Os factos havidos por não provados foram-no por estarem em contradição com outros tidos por demonstrados (…), por falta de afirmação em sede de perícia, na ausência bem assim de outra confirmação documental ou testemunhal (…). Ainda, por não se impor a respetiva inferência a partir de outros tidos por demonstrados.
Finalmente, quanto ao valor necessário à reparação dos danos efetivamente verificados no imóvel dos autores, atento o modo vago como os peritos se referiram àquele, no confronto também com a vacuidade/ligeireza da previsão/orçamentação pela testemunha Armando e sem esquecer a afirmada preexistência de alguns problemas de humidades, não foi possível adquirir a convicção do efetivo valor/preço de cada uma das reparações necessárias e, por isso, de qualquer dos valores referidos.
(…)»

Logo, e de novo, uma igual e primeira conclusão se pode desde já enunciar: o Tribunal a quo, no juízo de prova do facto provado enunciado sob a alínea ii), e dos factos não provados enunciados sob os números 11, 12, 13, 14, 15, 16 e 19, ponderou toda a prova (pericial, pessoal e documental) sobre eles produzida (embora haja feito da mesma uma valoração diferente, face à defendida como correcta pelos Autores).
Com efeito, voltou a privilegiar o resultado da prova pericial, sendo que: logo na primeira perícia se refere que «aparentemente as infiltrações que ocorrem há bastante tempo, anterior à execução das obras», e se «verificam humidades referidas (…) na zona da cozinha»; e na segunda perícia se refere-se que «não é possível aos peritos apontar a causa principal da infiltração mas confirmam a existência da mesma».
Reiteram-se, por isso, todas as considerações tecidas antes, sobre a maior credibilidade a conferir à prova pericial, face à prova testemunhal produzida.

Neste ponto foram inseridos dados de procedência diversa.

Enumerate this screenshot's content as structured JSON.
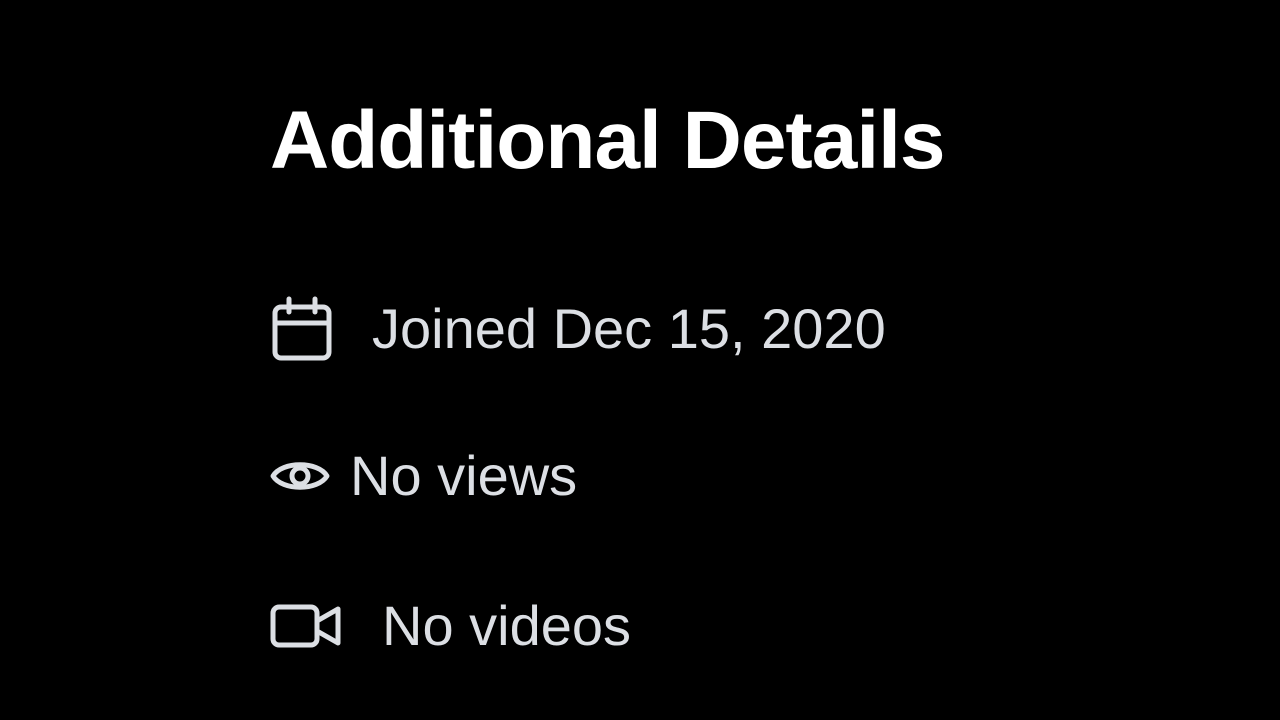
{
  "details": {
    "title": "Additional Details",
    "items": [
      {
        "icon": "calendar-icon",
        "text": "Joined Dec 15, 2020"
      },
      {
        "icon": "eye-icon",
        "text": "No views"
      },
      {
        "icon": "video-camera-icon",
        "text": "No videos"
      }
    ]
  },
  "colors": {
    "background": "#000000",
    "title": "#ffffff",
    "text": "#dcdfe4"
  }
}
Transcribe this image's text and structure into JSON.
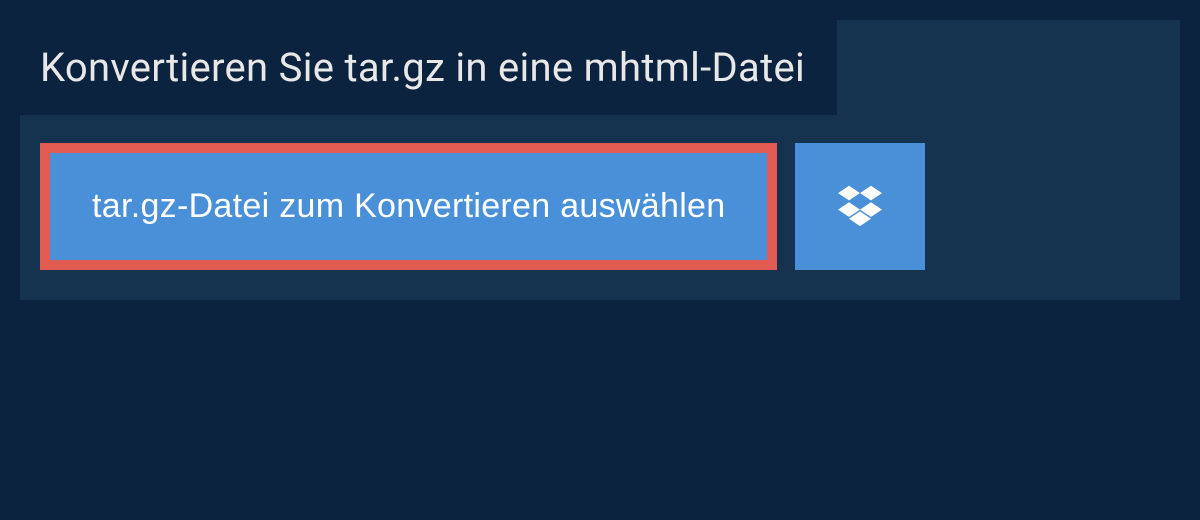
{
  "header": {
    "title": "Konvertieren Sie tar.gz in eine mhtml-Datei"
  },
  "actions": {
    "select_file_label": "tar.gz-Datei zum Konvertieren auswählen"
  },
  "colors": {
    "background": "#0c2340",
    "panel": "#15334f",
    "accent": "#4a90d9",
    "highlight_border": "#e15b52",
    "text_light": "#e8e8e8",
    "text_white": "#ffffff"
  }
}
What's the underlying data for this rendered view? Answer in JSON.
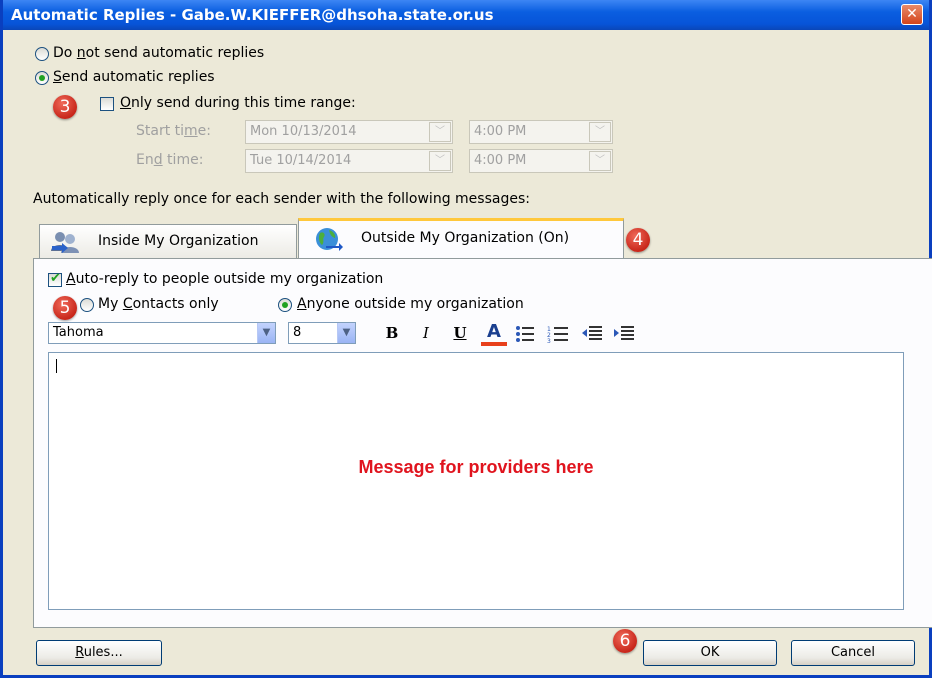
{
  "window": {
    "title": "Automatic Replies - Gabe.W.KIEFFER@dhsoha.state.or.us",
    "close_glyph": "✕"
  },
  "mode": {
    "do_not_send_prefix": "Do ",
    "do_not_send_u": "n",
    "do_not_send_rest": "ot send automatic replies",
    "send_u": "S",
    "send_rest": "end automatic replies",
    "selected": "send"
  },
  "time_range": {
    "only_send_u": "O",
    "only_send_rest": "nly send during this time range:",
    "checked": false,
    "start_label_pre": "Start ti",
    "start_label_u": "m",
    "start_label_post": "e:",
    "start_date": "Mon 10/13/2014",
    "start_time": "4:00 PM",
    "end_label_pre": "En",
    "end_label_u": "d",
    "end_label_post": " time:",
    "end_date": "Tue 10/14/2014",
    "end_time": "4:00 PM"
  },
  "reply_heading": "Automatically reply once for each sender with the following messages:",
  "tabs": [
    {
      "label": "Inside My Organization",
      "icon": "people-icon",
      "active": false
    },
    {
      "label": "Outside My Organization (On)",
      "icon": "globe-icon",
      "active": true
    }
  ],
  "outside": {
    "auto_reply_u": "A",
    "auto_reply_rest": "uto-reply to people outside my organization",
    "auto_reply_checked": true,
    "my_contacts_pre": "My ",
    "my_contacts_u": "C",
    "my_contacts_rest": "ontacts only",
    "anyone_u": "A",
    "anyone_rest": "nyone outside my organization",
    "audience_selected": "anyone"
  },
  "formatting": {
    "font": "Tahoma",
    "size": "8",
    "bold": "B",
    "italic": "I",
    "underline": "U",
    "font_color": "A",
    "font_color_value": "#e8401c"
  },
  "message": {
    "text": "Message for providers here",
    "color": "#e0141e"
  },
  "buttons": {
    "rules_u": "R",
    "rules_rest": "ules...",
    "ok": "OK",
    "cancel": "Cancel"
  },
  "callouts": [
    "3",
    "4",
    "5",
    "6"
  ]
}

Prosseguindo, insurgiram-se ainda os Autores (nas suas alegações de recurso) com o ter o Tribunal a quo desvalorizado «o depoimento de umas testemunhas (dos autores), conhecedoras dos prédios, alguma há muitas dezenas de anos, que nenhum interesse directo, ou indirecto, têm com o desfecho do processo», valorizando antes «o depoimento de outas testemunhas (dos réus) que não conheceram os prédios até à pouco tempo, que têm interesse, pelo menos indirecto, com o desfecho da acção».
Contudo, e salvo o devido respeito pela sua contrária opinião, não é isso que resulta da sentença recorrida, uma vez que na mesma expressamente se afirma, quanto «às consequências» no prédio dos Autores das obras elas a cabo pelos Réus, que «foram confirmadas pelos depoimentos das testemunhas Maria, Maria, Maria, Carlos, José e Armando, que demostraram conhecer razoavelmente a casa dos autores e a sua afetação/estado após as obras que os réus levaram a cabo». Logo, foi na perícia e nestes precisos depoimentos que o Tribunal a quo fundou a sua convicção sobre esta matéria.
Contudo, o que então ali igualmente se afirmou é que «os aludidos Maria e Carlos não deixaram de referir que já antes das obras levadas a cabo pelos réus, já a cozinha do imóvel dos autores apresentava infiltrações e humidades». Ora, ouvidos os seus depoimentos, constata-se que efectivamente Maria Fernandes Lopes Guedes Magalhães, instada expressada pelo Tribunal a quo para o efeito, admitiu «sim, infiltrações já tinha».
Quanto ao custo da reparação de tais danos, reconhece-se que, tal como foi considerado pelo Tribunal a quo, é insuficiente para o estabelecer o depoimento de uma única testemunha, no caso Armando, que tem realizado trabalhos de construção civil para os Autores. Acresce que teria sido fácil aos mesmos instruírem os autos com plúrimos orçamentos, de terceiras pessoas, habilitando assim o Tribunal - a quo e este e recurso - a validar a sua pretensão.
Não o tendo feito, e inexistindo outra prova, tem-se por correcto o juízo realizado pelo Tribuna a quo.

Logo, e por falta de fundamento, igualmente improcede o recurso de impugnação da matéria de facto, apresentado pelos Autores (Recorrentes principais), relativo à sua pretensão de alterarem o facto provado enunciado na sentença recorrida sob a alínea ii); e os factos não provados ali enunciados sob os números 1, 2, 3, 4, 5, 6, 7, 8 e 9.
*
Mantém-se, assim, integralmente inalterada a decisão sobre a matéria de facto julgada pelo Tribunal a quo.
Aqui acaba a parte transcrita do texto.